The district now is operating under “Plan B” revenue assumptions (see attached letter), said district spokeswoman Anne Krueger on Wednesday. That includes funding under Proposition 98—the 1988 voter-approved amendment to the state Constitution that led to a minimum annual funding level for K-12 schools and community colleges.
Community enrichment classes? Stand-alone courses?
“They’re gone,” Miles said.
Students already will face a steep rise in costs. Last Thursday, Brown signed into law a boost in student fees from $26 a credit unit to $36 a unit, starting this fall.
That money won’t go to colleges, Miles notes, but into the state’s general fund which pays for public schooling.

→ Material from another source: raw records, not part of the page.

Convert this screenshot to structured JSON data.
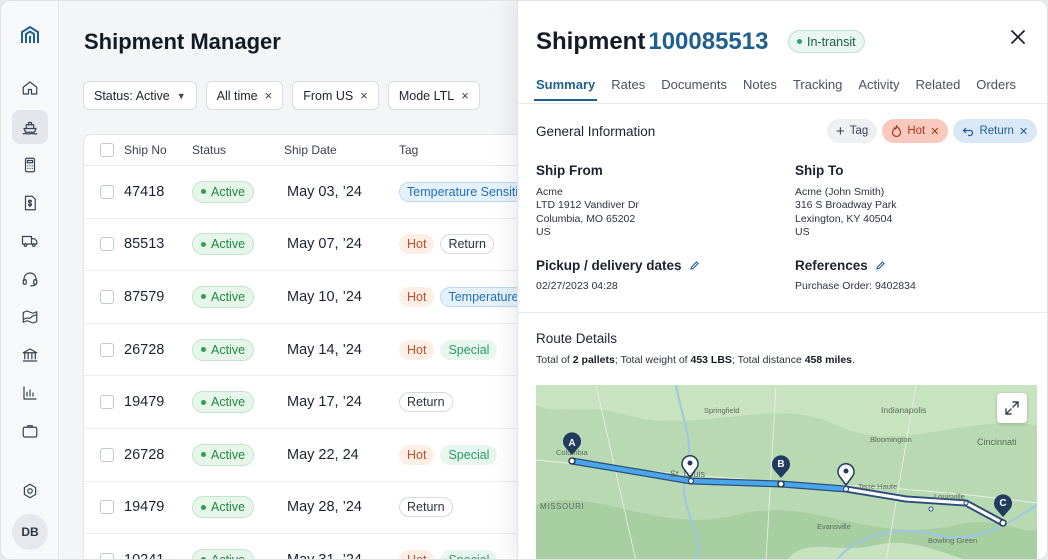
{
  "app": {
    "title": "Shipment Manager",
    "user_initials": "DB"
  },
  "sidebar": {
    "items": [
      {
        "icon": "home-icon"
      },
      {
        "icon": "ship-icon",
        "active": true
      },
      {
        "icon": "calculator-icon"
      },
      {
        "icon": "invoice-icon"
      },
      {
        "icon": "truck-icon"
      },
      {
        "icon": "headset-icon"
      },
      {
        "icon": "map-icon"
      },
      {
        "icon": "bank-icon"
      },
      {
        "icon": "chart-icon"
      },
      {
        "icon": "briefcase-icon"
      },
      {
        "icon": "settings-icon"
      }
    ]
  },
  "filters": [
    {
      "label": "Status: Active",
      "control": "caret"
    },
    {
      "label": "All time",
      "control": "×"
    },
    {
      "label": "From US",
      "control": "×"
    },
    {
      "label": "Mode LTL",
      "control": "×"
    }
  ],
  "table": {
    "headers": {
      "ship_no": "Ship No",
      "status": "Status",
      "ship_date": "Ship Date",
      "tag": "Tag"
    },
    "rows": [
      {
        "ship_no": "47418",
        "status": "Active",
        "ship_date": "May 03, ’24",
        "tags": [
          {
            "label": "Temperature Sensitive",
            "kind": "temp"
          }
        ]
      },
      {
        "ship_no": "85513",
        "status": "Active",
        "ship_date": "May 07, ’24",
        "tags": [
          {
            "label": "Hot",
            "kind": "hot"
          },
          {
            "label": "Return",
            "kind": "return"
          }
        ]
      },
      {
        "ship_no": "87579",
        "status": "Active",
        "ship_date": "May 10, ’24",
        "tags": [
          {
            "label": "Hot",
            "kind": "hot"
          },
          {
            "label": "Temperature Sensitive",
            "kind": "temp"
          }
        ]
      },
      {
        "ship_no": "26728",
        "status": "Active",
        "ship_date": "May 14, ’24",
        "tags": [
          {
            "label": "Hot",
            "kind": "hot"
          },
          {
            "label": "Special",
            "kind": "special"
          }
        ]
      },
      {
        "ship_no": "19479",
        "status": "Active",
        "ship_date": "May 17, ’24",
        "tags": [
          {
            "label": "Return",
            "kind": "return"
          }
        ]
      },
      {
        "ship_no": "26728",
        "status": "Active",
        "ship_date": "May 22, 24",
        "tags": [
          {
            "label": "Hot",
            "kind": "hot"
          },
          {
            "label": "Special",
            "kind": "special"
          }
        ]
      },
      {
        "ship_no": "19479",
        "status": "Active",
        "ship_date": "May 28, ’24",
        "tags": [
          {
            "label": "Return",
            "kind": "return"
          }
        ]
      },
      {
        "ship_no": "10241",
        "status": "Active",
        "ship_date": "May 31, ’24",
        "tags": [
          {
            "label": "Hot",
            "kind": "hot"
          },
          {
            "label": "Special",
            "kind": "special"
          }
        ]
      }
    ]
  },
  "panel": {
    "title_prefix": "Shipment",
    "shipment_number": "100085513",
    "status": "In-transit",
    "close_icon": "close-icon",
    "tabs": [
      "Summary",
      "Rates",
      "Documents",
      "Notes",
      "Tracking",
      "Activity",
      "Related",
      "Orders"
    ],
    "active_tab": "Summary",
    "general_info": {
      "heading": "General Information",
      "add_tag_label": "Tag",
      "tags": [
        {
          "label": "Hot",
          "icon": "flame-icon"
        },
        {
          "label": "Return",
          "icon": "return-icon"
        }
      ]
    },
    "ship_from": {
      "heading": "Ship From",
      "lines": [
        "Acme",
        "LTD 1912 Vandiver Dr",
        "Columbia, MO 65202",
        "US"
      ]
    },
    "ship_to": {
      "heading": "Ship To",
      "lines": [
        "Acme (John Smith)",
        "316 S Broadway Park",
        "Lexington, KY 40504",
        "US"
      ]
    },
    "pickup": {
      "heading": "Pickup / delivery dates",
      "value": "02/27/2023 04:28"
    },
    "references": {
      "heading": "References",
      "value": "Purchase Order: 9402834"
    },
    "route": {
      "heading": "Route Details",
      "pallets_prefix": "Total of ",
      "pallets": "2 pallets",
      "weight_prefix": ";  Total weight of ",
      "weight": "453 LBS",
      "distance_prefix": ";  Total distance ",
      "distance": "458 miles",
      "suffix": "."
    },
    "map": {
      "labels": [
        "Springfield",
        "Indianapolis",
        "Bloomington",
        "Columbia",
        "St. Louis",
        "Cincinnati",
        "Terre Haute",
        "Evansville",
        "MISSOURI",
        "Louisville",
        "Bowling Green"
      ],
      "markers": [
        "A",
        "B",
        "C"
      ]
    }
  }
}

Like many other educators, Miles, 56, said Friday she would tell Republicans in the state Legislature to allow a Brown-backed bill to go forward that would let Californians decide on extending several state taxes.
“Let the voters decide on how they want to spend our tax dollar—whether they are willing to extend these taxes to make sure the education and future of their state is protected,” she said.
And like many Americans, she has suffered in the economy—taking a big loss to sell her home outside Miami before moving to a rental near The Village, which she shares with her only child—son Gabriel, a recent graduate of Florida International University.
“I was caught up in the real estate crash like everybody else,” Miles said Friday in an interview at her modest Grossmont College office. Her mortgage was “upside down”—meaning the home near Miami she bought in 2005 at the top of the market was worth less in 2009 than what she owed on it.
“I lost a lot of money, just like everyone else in the nation,” said Miles, whose three-year contract through 2012 pays $245,000 a year, not including $1,050 a month for auto and other expenses.
Unlike K-12 school districts, however, Miles says hers isn’t planning pink slips.
In a “Dear Colleagues” letter circulated Thursday, Miles wrote: “Let me again reassure you that we have no plans for layoffs and we are not considering this option as we work with our budget councils and employee groups to solve our problems. Even in a worst-case scenario, we would call on our employees to help develop solutions to share the pain of cost-cutting with our students.”
But fewer students would be admitted to the two-campus district under any budget scenario, she wrote. Under “Plan C,” in fact, more than 1,000 additional classes would be cut—with 8,000 students turned away.
The district would freeze all but the state-mandated positions, purchase nothing but “indispensable items” and work with employee groups to identify “fair share” solutions—which could include voluntary furloughs, ending summer school and closing nonessential facilities.
But one effort that won’t end is a Department of Advancement Services in the chancellor’s office—a fundraising and “grant-development system that never existed” in the 50-year-old district.
“We’re very serious about this,” said Miles, who worked at Miami Dade Community College when it acquired a reputation as the most successful grant-generating community college in the nation.